Indirection, XECUTE Commands, and JOB Commands within Procedures

Name indirection, argument indirection, and XECUTE commands that appear within a procedure are not executed within the scope of the procedure. Thus, XECUTE acts like an implied DO of a subroutine that is outside of the procedure.

Indirection and XECUTE only access public variables. As a result, if indirection or an XECUTE references a variable x, then it references the public variable x regardless of whether or not there is also a private x in the procedure. For example:

 SET x="set a=3" XECUTE x ; sets the public variable a to 3
 SET x="label1" DO @x ; accesses the public subroutine label1

Similarly, a reference to a label within indirection or an XECUTE is to a label outside of the procedure.
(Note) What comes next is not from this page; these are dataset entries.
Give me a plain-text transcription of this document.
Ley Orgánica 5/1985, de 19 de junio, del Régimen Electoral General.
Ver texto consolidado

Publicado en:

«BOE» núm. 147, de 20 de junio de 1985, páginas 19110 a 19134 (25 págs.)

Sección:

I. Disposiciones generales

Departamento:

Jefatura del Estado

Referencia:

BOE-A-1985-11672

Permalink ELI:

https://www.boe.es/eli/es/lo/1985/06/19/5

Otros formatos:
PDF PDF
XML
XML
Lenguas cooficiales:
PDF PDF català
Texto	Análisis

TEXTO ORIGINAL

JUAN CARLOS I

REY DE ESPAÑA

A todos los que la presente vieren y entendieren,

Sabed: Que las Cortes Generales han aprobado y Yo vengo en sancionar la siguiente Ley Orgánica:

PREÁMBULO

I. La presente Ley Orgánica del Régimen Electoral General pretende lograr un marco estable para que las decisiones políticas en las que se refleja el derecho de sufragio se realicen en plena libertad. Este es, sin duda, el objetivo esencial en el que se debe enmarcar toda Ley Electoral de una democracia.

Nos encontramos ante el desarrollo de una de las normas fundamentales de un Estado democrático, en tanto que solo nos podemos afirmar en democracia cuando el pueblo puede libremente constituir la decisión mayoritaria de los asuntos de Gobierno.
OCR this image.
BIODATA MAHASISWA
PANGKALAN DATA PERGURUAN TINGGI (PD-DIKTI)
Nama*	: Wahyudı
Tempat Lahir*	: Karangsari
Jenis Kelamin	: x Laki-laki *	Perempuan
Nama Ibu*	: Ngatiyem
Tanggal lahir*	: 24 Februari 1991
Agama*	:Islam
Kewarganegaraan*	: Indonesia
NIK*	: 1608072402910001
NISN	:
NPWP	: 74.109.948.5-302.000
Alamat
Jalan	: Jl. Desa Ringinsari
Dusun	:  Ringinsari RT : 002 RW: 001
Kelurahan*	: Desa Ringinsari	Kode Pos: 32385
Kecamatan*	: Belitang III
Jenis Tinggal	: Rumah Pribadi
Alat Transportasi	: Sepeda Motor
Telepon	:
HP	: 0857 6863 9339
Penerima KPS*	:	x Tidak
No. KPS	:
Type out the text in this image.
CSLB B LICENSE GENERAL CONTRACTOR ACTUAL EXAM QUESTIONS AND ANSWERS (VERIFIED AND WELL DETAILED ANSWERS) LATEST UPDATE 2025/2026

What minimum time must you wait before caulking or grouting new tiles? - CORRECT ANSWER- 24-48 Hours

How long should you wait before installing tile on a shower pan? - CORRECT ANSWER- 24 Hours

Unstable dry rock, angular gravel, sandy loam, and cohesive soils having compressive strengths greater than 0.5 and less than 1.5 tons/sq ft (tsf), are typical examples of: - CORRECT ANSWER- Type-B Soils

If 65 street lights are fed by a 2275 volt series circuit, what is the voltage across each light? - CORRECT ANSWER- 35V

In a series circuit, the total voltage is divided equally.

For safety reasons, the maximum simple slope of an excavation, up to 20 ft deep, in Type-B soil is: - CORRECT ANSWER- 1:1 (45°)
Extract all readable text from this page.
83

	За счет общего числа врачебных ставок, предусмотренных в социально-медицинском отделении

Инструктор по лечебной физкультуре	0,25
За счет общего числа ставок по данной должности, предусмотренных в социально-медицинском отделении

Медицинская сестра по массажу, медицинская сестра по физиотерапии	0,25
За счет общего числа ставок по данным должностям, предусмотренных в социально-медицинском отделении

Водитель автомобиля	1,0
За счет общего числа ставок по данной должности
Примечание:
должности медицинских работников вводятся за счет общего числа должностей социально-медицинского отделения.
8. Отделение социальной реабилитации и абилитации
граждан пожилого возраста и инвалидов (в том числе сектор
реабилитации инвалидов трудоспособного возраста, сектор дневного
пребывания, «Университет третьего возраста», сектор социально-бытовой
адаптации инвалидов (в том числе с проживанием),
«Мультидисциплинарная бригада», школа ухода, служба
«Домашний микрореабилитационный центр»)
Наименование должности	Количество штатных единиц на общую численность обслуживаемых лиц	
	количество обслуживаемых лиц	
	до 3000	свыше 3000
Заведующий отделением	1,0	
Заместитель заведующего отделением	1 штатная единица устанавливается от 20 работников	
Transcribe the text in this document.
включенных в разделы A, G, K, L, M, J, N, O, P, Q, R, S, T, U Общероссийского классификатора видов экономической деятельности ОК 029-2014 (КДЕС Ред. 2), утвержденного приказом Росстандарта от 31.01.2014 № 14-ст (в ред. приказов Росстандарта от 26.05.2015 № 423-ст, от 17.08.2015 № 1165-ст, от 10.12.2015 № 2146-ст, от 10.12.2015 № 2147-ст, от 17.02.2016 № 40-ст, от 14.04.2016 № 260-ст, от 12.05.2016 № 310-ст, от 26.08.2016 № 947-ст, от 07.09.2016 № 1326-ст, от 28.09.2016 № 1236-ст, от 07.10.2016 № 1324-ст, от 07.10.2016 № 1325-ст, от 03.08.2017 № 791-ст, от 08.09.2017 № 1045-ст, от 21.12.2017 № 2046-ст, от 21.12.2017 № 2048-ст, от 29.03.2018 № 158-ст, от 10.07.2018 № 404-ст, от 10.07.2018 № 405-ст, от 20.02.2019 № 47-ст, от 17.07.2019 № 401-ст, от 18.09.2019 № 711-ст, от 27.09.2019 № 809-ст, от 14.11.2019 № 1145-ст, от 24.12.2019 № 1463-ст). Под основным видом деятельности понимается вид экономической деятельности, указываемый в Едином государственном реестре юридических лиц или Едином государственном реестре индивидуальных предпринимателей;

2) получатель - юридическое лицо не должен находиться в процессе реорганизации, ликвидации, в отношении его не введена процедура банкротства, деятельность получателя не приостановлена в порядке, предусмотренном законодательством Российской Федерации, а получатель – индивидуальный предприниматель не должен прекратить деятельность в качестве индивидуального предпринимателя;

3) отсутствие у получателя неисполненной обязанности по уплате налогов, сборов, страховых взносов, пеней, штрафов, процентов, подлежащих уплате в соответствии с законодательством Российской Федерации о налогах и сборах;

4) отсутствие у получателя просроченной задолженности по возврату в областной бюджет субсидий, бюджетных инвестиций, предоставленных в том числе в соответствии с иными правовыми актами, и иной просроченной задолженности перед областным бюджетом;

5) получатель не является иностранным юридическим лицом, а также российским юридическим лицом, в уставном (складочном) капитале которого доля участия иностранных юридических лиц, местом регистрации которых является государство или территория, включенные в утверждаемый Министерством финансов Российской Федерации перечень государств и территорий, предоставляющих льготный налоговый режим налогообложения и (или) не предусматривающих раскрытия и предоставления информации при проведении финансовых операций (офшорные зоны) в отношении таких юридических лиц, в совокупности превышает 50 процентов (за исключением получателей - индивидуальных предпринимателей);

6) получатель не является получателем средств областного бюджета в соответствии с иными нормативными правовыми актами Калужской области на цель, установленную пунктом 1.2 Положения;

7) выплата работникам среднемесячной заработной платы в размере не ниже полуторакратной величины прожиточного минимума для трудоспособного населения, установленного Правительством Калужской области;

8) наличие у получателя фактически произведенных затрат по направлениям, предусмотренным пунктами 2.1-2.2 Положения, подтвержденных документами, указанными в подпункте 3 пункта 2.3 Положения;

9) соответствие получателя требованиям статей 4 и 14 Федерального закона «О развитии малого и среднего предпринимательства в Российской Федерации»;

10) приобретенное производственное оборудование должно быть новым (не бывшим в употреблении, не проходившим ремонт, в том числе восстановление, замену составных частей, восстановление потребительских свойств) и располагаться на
Hence GOTO @A is not supported within a procedure, since a GOTO from within a procedure must be to a label within the procedure.

Other parts of the documentation contain more detail on indirection and the XECUTE command.

Similarly, when you issue a JOB command within a procedure, it starts a child process that is outside the method. This means that for code such as the following:

    KILL ^MyVar
    JOB MyLabel
    QUIT $$$OK
MyLabel
    SET ^MyVar=1
    QUIT

In order for the child process to be able to see the label, the method or the class cannot be contained in a procedure block.